Heterogeneity in trial populations is a prevalent challenge in critical care research, prompting a significant effort to identify how to effectively subtype or endotype patients with common critical care syndromes with the goal of individualizing treatment protocols to improve outcomes.

Charles Corey Hardin, MD, PhD, ATSF
Charles Corey Hardin, MD, PhD, ATSF

“Clinical care trials have largely been negative, which is to say, the trial interventions have largely not panned out,” said Charles Corey Hardin, MD, PhD, ATSF, associate professor of medicine, Massachusetts General Hospital. “One of the likely contributors is that canonical critical care syndromes like septic shock and acute respiratory distress syndrome are clinically defined. They are not molecularly defined or defined by abnormalities in identified biological pathways. So, it’s quite likely that patients with ARDS, for example, will have different treatment responses based on the particular type of ARDS they have.” 

On Wednesday, May 24, at the ATS 2023 International Conference, Dr. Hardin will co-chair From Genes to Clinical Trials: State-of-the-Art Approaches to Heterogeneity in the ICU with Pratik Sinha, MBBCh, PhD, Washington University, and Tiffanie K. Jones, MD, MPH, MSCE, University of Pennsylvania.

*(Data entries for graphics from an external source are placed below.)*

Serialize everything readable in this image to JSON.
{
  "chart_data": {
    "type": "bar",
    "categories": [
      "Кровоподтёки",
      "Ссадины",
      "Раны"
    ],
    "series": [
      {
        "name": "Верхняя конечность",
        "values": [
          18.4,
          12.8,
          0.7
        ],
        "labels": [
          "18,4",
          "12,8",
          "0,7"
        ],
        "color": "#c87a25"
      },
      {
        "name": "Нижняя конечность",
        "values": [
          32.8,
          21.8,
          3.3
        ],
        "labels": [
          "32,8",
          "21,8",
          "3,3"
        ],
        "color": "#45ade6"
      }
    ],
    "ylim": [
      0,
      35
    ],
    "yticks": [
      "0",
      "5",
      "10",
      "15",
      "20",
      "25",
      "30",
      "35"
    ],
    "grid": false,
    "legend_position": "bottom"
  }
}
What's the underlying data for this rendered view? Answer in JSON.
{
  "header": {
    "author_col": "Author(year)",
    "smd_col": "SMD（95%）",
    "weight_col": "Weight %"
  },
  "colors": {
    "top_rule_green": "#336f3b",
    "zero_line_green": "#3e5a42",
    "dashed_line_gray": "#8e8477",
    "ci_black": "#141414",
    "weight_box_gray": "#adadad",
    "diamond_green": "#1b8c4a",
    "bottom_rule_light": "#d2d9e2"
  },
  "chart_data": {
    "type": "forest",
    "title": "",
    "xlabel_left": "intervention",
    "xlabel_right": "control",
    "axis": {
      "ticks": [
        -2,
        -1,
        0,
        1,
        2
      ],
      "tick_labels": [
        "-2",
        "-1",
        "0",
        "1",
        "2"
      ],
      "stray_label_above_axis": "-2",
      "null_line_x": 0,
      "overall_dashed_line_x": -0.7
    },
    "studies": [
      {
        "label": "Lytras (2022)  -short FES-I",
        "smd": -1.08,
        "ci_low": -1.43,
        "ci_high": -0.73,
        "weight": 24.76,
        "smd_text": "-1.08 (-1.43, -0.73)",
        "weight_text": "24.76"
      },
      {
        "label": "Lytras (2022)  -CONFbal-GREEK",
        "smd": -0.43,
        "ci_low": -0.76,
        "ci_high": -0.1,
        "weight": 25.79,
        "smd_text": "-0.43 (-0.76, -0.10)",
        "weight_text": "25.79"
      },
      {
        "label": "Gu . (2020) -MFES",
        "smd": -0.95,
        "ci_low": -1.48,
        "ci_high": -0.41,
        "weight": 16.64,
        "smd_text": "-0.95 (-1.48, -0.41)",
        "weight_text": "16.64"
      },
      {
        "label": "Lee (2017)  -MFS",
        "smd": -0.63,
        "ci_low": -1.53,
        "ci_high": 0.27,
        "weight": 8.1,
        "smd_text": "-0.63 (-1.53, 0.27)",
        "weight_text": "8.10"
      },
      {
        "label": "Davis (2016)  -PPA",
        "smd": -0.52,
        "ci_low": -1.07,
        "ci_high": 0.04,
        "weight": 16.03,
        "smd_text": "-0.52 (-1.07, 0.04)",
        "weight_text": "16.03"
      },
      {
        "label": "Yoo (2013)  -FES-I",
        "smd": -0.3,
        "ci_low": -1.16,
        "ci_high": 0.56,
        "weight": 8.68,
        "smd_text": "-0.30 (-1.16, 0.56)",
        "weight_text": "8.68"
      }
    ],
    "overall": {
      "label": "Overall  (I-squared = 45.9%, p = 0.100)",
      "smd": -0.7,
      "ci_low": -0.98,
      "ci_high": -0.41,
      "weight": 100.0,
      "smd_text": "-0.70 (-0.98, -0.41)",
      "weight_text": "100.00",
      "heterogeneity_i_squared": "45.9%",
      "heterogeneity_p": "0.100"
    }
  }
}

The session will take place from noon–1:30 p.m. ET in the Independence Ballroom Salons A-D (Level M4) of the Marriott Marquis Washington.

Drs. Hardin, Sinha, and Jones will join three other experts to explore novel and established techniques for phenotyping critically ill patients with the goal of helping researchers assemble cohorts of trial participants who have similar biology and are likely to experience similar treatment effects, thereby increasing the precision of clinical trials.

“It’s very much an open question as to what are the prevalent subtypes of critical care syndromes like ARDS and septic shock, and what is the best way to identify them,” Dr. Hardin said. “This is a state-of-the-art session looking at ways people have proposed to accomplish that goal. It’s early days as far as what’s going to pan out as the most important or productive way of doing that.”

Featured presentations include:

  • Untangling Complexity in Critical Illness, Charles Corey Hardin, MD, PhD, ATSF, Massachusetts General
  • It’s Written in the Genes: Understanding the Susceptibilities to Critical Illness, Tiffanie K. Jones, MD, MPH, MSCE, University of Pennsylvania
  • Polygenic Risk Scores in Critical Care: A Tale of Two Post-Operative Complications, Lisa Bastarache, MS, Vanderbilt University
  • Phenotypes in ICU Acquired Weakness, Claudia C. dos Santos, MD, University of Toronto, Canada
  • Phenotypes Over Clinical Syndromes: A More Logical Lumping Paradigm, Pratik Sinha, MBBCh, PhD, Washington University
  • Clinical Trials and Treatment Effects: Don’t be Average, Be an Individual, Matthew Michael Churpek, MD, MPH, PhD, ATSF, University of Wisconsin-Madison

The session is designed for investigators studying ARDS and septic shock, as well as clinical practitioners in the intensive care unit treating patients with these syndromes.

“Because of really knotty issues with respect to heterogeneity, interpreting the critical care literature is challenging,” Dr. Hardin said. “Having a sophisticated understanding of the challenges of heterogeneity of treatment effect is critical to reading the papers on the large clinical trials that come out in the big journals, understanding why there has been a succession of negative critical care trials, and understanding what we can learn from that, even in cases where the overall trial is negative.”